One thing that everybody wants when you have Chinese food, is the Spring Rolls. Usually when you have takeout, you never get enough Spring Rolls for all the guests in the table. It is first come, first serve. With my recipe I make sure that everyone that comes to have Spring Rolls for lunch gets his fair share of 2 to 3 Spring Rolls.

Spring Rolls

Spring Rolls

Spring Rolls can have a lot of different fillings. Some people like all vegetarian rolls. Others like them with pork, chicken, or shrimp. I personally like all flavors of Spring Rolls, but the pork flavored ones are the one I enjoy the best. Here is my recipe for Pork filled Spring Rolls, and I hope you enjoy it.
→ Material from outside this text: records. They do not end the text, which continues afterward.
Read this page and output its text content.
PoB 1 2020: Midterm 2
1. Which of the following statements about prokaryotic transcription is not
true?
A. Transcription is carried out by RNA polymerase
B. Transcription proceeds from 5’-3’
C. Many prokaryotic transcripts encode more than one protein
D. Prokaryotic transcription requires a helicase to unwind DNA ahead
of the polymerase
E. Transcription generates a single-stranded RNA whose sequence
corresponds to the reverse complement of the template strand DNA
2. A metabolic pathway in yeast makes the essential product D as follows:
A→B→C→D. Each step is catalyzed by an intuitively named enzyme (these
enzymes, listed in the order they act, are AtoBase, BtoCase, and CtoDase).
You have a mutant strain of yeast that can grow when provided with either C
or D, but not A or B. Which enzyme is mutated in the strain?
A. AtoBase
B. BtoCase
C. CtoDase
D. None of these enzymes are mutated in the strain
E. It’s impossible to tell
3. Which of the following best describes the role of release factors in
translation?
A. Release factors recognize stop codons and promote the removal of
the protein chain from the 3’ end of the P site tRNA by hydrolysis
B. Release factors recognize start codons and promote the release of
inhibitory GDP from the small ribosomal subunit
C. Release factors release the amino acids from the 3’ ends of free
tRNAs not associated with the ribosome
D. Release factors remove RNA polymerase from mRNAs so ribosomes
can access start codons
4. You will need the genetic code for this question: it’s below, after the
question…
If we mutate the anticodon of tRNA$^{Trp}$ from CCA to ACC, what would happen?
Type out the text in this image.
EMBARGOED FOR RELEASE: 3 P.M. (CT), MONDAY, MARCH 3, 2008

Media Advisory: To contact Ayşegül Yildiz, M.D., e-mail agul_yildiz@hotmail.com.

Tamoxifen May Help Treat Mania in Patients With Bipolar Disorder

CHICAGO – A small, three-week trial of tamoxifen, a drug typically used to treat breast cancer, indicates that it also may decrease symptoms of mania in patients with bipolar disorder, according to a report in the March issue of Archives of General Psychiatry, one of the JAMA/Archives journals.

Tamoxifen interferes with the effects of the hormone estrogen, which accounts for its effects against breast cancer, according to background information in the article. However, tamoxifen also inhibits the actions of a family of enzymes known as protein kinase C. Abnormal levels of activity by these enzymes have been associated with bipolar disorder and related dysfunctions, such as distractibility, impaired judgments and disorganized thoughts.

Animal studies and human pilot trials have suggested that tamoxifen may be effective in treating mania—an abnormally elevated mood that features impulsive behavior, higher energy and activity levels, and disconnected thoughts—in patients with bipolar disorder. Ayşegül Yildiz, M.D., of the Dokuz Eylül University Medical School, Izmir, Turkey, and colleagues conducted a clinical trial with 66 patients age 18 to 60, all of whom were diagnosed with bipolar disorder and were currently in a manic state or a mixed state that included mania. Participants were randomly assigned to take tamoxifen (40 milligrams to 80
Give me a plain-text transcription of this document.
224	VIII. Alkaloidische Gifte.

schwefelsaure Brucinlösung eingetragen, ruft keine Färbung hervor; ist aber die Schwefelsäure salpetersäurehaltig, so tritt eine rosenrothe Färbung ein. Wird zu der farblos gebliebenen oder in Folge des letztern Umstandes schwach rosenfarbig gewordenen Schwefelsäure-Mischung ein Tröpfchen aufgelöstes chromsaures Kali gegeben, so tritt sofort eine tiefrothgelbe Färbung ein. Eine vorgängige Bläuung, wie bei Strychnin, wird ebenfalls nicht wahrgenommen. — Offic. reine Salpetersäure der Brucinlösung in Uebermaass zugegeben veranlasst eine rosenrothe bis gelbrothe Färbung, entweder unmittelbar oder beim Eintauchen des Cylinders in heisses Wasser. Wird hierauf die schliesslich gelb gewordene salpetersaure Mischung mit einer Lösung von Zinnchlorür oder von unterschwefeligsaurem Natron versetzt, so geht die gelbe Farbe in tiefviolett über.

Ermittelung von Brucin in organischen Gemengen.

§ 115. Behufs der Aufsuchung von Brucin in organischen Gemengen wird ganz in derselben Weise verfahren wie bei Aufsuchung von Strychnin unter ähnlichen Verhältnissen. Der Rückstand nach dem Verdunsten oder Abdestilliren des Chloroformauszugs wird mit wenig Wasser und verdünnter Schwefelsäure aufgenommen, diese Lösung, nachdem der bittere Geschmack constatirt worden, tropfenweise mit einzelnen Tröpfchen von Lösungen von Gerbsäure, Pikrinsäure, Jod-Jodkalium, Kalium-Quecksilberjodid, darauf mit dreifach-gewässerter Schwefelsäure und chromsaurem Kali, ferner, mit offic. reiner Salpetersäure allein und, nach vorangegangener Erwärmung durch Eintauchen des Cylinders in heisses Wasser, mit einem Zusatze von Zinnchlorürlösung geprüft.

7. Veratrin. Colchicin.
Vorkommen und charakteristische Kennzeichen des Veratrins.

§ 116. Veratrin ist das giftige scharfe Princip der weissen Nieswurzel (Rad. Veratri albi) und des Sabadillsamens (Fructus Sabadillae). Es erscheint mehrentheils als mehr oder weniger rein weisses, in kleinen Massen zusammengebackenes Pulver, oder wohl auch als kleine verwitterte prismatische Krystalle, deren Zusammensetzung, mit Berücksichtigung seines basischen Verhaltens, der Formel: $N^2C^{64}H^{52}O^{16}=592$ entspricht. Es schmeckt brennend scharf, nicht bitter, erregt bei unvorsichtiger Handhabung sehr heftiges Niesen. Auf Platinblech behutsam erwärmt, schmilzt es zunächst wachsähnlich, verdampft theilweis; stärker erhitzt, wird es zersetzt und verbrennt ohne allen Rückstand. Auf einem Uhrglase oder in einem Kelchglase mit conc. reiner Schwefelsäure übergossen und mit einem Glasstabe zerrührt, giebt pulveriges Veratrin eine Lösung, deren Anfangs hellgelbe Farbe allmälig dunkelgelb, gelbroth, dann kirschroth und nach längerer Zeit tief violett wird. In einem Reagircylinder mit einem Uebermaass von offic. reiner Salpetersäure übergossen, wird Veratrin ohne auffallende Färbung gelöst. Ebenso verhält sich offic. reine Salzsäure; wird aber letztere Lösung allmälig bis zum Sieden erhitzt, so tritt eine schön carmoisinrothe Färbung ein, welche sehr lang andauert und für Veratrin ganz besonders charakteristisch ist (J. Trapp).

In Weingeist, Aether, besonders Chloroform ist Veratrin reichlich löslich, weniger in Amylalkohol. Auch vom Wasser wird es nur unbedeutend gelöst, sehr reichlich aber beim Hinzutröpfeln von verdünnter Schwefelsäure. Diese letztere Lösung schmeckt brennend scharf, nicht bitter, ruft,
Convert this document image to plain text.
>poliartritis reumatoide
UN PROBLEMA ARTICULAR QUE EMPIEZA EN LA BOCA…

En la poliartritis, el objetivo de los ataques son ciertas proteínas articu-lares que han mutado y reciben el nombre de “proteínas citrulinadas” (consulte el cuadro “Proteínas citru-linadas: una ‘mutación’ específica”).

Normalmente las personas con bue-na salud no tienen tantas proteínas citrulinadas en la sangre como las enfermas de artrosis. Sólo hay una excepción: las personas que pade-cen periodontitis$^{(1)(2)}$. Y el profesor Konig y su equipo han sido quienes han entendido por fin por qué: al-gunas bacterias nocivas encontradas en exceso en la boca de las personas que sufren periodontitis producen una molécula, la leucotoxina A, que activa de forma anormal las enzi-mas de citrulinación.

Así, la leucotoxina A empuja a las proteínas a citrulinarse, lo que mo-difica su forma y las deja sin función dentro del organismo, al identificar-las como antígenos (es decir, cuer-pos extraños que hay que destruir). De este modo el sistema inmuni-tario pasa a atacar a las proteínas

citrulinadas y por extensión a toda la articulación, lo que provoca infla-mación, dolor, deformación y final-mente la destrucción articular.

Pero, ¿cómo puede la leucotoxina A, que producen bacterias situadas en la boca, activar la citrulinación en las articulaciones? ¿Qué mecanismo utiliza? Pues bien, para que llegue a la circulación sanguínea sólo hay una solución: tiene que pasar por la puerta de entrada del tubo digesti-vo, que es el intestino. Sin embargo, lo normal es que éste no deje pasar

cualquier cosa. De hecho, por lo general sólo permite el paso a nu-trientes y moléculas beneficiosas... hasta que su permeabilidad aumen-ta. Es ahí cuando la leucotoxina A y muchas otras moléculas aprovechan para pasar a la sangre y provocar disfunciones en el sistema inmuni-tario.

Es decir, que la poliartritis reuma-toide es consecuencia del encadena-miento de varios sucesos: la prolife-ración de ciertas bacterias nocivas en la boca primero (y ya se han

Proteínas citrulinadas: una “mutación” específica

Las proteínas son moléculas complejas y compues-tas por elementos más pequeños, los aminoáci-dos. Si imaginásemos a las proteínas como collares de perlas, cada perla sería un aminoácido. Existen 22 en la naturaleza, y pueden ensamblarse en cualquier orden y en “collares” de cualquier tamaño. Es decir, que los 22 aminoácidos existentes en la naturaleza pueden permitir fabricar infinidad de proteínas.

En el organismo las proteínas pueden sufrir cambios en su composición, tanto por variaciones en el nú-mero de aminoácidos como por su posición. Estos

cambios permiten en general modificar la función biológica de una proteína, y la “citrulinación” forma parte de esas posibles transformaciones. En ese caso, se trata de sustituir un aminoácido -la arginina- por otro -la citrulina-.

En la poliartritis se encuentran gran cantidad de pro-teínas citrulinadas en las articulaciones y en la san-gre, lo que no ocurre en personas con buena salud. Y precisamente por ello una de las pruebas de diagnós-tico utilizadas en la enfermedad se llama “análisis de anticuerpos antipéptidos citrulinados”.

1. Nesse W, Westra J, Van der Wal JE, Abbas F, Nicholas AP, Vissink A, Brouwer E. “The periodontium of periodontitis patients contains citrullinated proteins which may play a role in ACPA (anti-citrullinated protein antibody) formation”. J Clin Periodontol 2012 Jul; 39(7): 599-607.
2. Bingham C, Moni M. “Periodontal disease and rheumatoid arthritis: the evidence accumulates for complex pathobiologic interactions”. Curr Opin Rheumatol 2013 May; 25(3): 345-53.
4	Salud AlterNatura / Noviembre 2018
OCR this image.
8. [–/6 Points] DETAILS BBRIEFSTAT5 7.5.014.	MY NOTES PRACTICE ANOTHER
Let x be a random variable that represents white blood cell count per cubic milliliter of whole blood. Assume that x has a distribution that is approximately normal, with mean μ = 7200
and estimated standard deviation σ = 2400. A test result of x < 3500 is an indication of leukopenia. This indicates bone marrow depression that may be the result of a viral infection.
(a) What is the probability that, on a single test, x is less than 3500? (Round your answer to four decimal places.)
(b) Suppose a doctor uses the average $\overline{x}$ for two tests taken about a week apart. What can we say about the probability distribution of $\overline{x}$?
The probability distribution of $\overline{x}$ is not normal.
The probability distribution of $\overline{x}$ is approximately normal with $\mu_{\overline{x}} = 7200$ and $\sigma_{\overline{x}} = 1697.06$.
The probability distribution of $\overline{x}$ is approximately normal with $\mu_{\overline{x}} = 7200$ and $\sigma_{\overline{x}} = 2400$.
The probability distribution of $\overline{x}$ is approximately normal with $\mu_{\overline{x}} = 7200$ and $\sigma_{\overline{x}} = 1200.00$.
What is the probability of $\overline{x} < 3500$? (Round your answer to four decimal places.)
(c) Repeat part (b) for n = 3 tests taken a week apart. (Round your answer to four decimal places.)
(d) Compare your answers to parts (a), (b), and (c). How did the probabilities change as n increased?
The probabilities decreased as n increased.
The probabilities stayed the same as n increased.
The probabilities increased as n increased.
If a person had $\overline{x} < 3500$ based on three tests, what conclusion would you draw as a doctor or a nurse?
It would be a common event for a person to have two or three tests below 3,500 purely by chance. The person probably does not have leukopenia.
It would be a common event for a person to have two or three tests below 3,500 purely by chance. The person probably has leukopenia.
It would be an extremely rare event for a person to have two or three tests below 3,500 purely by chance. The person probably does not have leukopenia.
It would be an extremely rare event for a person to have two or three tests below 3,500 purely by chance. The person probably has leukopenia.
For Pork filled Spring Rolls

1/2 Cup Cabbage
1/2 Pound of Ground Pork
1/4 Cup of Bean Sprouts
2 Cloves of Garlic
1 Small Carrot
2 Tablespoons of Soy Sauce
1 Teaspoon of Salt
2 Tablespoons of Olive Oil
10 Spring Roll Wrappers

Julian (cut in small strips) the carrots. Add the olive oil to a frying pan an bring to high heat. Add the carrots. Cut the cabbage into small match-like strips. Add cabbage to the frying pan. Finely Mince the garlic, and add to the frying pan. Add the pork, salt, and bean sprouts. Fry all the ingredientes until the meat is cooked. At the end add the soy sauce. Let it cool. Place the Spring Rolls wrappers as a diamond in front of you. Put 3 Tablespoons of fillings on 1/3 of the bottom part of the wrapper, in a line. Fold the bottom part of the wrapper to cover the filling. Fold the sides, and the continue to roll. Add some water at the end to make the dough stick. Fry at 350F for 3 to 5 minutes until golden brown. Serve with sweet and sour sauce, or thai hot sauce.